I wish I liked this doc more but it doesn’t really reflect the daily chaotic madness of having been part of the service. Or being as gleefully wicked as some YouTube videos were as they tracked it as actively crashed in slow motion. I wouldn’t say its a dry and boring doc, but it focuses too much on the execs and “business” moves outside of our daily nightmare of trying to (ab)use the service. Or, frankly, the poor schmos in tech support who must have taken the abuse… or the devious imps who kept fiddling with the algorithm until we all went insane (or cackle with fascination at the inevitable).
But, hey, I guess I learned some things I didn’t know… about influencers and basketball players and Coachella and other random things. And it’s not like they don’t talk to former users or that IT staff. There’s some schadenfreude embedded here but not nearly as much given the shitshow.
Plus, well, the end lets us known the original creators (who bare some blame, no matter what they say) have relaunched the service.. and it suddenly feels like a 90 minute ad for everyone to re-up.
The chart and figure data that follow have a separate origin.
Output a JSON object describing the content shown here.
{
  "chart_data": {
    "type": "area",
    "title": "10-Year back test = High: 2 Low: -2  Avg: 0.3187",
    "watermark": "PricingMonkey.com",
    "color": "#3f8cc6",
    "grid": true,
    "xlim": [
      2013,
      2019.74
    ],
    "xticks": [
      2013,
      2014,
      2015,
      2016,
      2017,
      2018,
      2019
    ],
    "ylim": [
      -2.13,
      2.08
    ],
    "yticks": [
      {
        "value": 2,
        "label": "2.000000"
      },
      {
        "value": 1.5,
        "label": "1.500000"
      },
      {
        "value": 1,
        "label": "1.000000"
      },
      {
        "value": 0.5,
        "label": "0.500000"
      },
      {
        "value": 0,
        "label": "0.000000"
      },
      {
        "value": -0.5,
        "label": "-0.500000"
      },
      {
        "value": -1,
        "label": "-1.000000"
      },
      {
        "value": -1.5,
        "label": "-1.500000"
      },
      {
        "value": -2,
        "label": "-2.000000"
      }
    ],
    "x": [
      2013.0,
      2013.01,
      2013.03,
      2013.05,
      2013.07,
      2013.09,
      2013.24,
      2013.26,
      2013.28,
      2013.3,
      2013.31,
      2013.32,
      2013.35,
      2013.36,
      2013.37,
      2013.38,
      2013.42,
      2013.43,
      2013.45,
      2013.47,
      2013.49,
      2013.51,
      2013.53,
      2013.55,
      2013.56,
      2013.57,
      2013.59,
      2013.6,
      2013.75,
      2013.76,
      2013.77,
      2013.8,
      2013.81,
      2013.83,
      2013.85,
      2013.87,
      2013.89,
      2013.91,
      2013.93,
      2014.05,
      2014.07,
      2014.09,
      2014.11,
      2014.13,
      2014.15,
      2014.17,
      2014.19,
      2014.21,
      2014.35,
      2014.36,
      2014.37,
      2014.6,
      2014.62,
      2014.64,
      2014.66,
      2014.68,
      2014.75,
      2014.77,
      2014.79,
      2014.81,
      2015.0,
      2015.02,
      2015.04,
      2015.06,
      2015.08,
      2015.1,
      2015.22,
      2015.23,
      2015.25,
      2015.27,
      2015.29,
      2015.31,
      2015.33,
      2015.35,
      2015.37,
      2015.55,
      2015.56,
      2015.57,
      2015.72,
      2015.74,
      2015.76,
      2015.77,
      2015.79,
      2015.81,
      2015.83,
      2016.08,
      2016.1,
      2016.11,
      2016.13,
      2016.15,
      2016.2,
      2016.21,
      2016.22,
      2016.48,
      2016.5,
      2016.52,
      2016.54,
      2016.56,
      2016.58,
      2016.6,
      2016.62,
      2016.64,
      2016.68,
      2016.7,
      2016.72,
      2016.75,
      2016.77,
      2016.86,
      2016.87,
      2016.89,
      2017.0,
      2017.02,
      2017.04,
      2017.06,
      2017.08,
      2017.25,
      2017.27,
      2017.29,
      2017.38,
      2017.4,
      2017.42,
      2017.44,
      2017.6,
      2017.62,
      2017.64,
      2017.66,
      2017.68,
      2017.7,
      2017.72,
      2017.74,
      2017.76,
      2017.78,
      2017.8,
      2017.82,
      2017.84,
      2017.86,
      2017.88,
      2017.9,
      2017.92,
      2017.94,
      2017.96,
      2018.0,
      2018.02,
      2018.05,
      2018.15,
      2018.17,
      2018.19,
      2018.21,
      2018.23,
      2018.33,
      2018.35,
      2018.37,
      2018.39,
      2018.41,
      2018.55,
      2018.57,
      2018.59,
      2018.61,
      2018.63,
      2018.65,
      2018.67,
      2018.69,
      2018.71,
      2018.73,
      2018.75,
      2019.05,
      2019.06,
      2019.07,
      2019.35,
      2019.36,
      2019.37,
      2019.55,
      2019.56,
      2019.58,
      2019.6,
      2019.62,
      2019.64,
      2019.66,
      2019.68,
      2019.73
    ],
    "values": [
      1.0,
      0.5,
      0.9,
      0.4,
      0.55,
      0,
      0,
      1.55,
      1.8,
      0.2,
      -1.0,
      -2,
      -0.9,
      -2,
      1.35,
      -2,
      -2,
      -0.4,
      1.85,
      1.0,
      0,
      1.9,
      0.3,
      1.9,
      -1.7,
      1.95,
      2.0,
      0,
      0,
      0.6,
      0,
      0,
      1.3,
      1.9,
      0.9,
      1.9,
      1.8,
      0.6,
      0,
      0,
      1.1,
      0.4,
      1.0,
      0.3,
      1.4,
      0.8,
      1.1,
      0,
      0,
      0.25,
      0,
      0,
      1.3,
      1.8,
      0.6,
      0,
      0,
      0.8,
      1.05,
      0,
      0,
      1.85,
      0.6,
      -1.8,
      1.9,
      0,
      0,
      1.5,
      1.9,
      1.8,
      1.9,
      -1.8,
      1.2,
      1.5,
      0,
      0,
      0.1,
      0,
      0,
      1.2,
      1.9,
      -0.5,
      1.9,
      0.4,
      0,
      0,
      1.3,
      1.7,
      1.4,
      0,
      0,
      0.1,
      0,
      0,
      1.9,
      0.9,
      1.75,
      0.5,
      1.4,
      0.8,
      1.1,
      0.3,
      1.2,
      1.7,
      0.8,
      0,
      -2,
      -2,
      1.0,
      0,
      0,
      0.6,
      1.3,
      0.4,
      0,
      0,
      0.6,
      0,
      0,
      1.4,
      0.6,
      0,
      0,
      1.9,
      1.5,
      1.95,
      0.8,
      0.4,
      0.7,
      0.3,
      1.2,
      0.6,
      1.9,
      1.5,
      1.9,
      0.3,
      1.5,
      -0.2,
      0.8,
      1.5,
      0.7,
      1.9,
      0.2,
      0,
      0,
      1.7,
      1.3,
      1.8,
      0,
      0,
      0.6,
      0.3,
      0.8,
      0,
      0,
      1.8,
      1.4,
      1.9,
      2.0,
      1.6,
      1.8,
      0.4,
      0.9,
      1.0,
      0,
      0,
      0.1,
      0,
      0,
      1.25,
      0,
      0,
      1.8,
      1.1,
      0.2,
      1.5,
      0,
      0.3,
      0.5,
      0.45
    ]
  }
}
Eh… I know they’re back. They won’t stop sending me email.
Oh, and hey, apparently if you have an old MoviePass debit card it might be worth something on eBay. I will neither confirm nor deny the presence of such a card in my life… mainly because I forgot where I put it. And maybe I shredded it. Who can remember?
This isn’t a bad documentary even if you lived through this particular madness season. It has some good high-level stuff but some of it was kind of dry given the narrative and self-destructive zones. It’s worth checking out maybe if you are interesting in a slice of movie history.